Das Brot findet meine Kunden

«Immer wieder kamen Marktkunden zu mir, die nach eigenen Angaben mein Brot besser vertragen als das von anderen Bäckereien. Das überraschte mich», hält Daniel Amrein fest. «Ich konnte mir nicht erklären, warum mein Brot bekömmlicher sein soll als andere?» Mittlerweile ist klar, warum. Die Fachschule Richemont in Luzern hat herausgefunden: Die Langzeitführung des Teiges baut das schwerverdauliche Phytin im Brotgetreide ab. Phytin ist ein Stoff, der den Schädlingsbefall beim Getreide verhindert und oft Verdauungsstörungen verursacht. Dies wurde nun auch wissenschaftlich bestätigt. Jetzt wird empfohlen, vermehrt Sauerteige oder gelagerte Teige herzustellen. «Für uns nichts Neues, wir stellen seit mehr als 15 Jahren diese Brote her», hält der Eigenbrötler fest.

Schluss mit dem Café

Der Eigenbrötler hat eine ausgeprägte Leidenschaft für seine Brote und deren Herstellung.

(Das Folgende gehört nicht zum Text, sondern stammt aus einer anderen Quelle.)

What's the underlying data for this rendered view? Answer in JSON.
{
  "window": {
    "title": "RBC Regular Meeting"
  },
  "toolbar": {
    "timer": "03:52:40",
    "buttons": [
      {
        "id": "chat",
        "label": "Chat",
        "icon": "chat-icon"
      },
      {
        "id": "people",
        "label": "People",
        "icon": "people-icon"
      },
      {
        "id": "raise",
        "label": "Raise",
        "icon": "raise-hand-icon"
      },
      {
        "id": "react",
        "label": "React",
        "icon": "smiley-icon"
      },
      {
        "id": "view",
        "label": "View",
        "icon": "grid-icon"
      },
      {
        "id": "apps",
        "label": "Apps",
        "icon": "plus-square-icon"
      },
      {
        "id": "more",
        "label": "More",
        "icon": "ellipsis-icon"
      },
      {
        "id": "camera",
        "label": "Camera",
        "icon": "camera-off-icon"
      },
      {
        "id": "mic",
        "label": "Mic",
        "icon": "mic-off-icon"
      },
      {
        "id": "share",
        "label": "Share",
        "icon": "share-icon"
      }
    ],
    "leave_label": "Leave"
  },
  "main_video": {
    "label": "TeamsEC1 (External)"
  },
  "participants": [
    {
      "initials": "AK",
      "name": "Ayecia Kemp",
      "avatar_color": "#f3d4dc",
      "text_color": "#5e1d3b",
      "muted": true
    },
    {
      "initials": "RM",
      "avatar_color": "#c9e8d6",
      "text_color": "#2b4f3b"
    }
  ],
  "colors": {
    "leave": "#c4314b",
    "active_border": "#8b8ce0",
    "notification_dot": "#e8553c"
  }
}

Die Zeit ist nun gekommen, um diese Leidenschaft weiterzuentwickeln. Manchmal sind es fast zu viele Ideen, die dem bärtigen Bäcker im Kopf umherschwirren. «Wir haben dem Mieter des Cafés im oberen Stock gekündigt und bauen um. Auf der einen Seite eine Backstube für glutenfreie Produkte und auf der anderen Seite ein Holzofen. Mein Traum war immer, im Wald auf offenem Feuer in einem Ofen zu backen. Dieser Traum wird nun annähernd in Erfüllung gehen. Rund um den Holzofen wird mein Revier sein», erklärt Daniel Amrein voller Begeisterung, «endlich kann ich mir für meine neuen Brotkreationen Zeit nehmen.»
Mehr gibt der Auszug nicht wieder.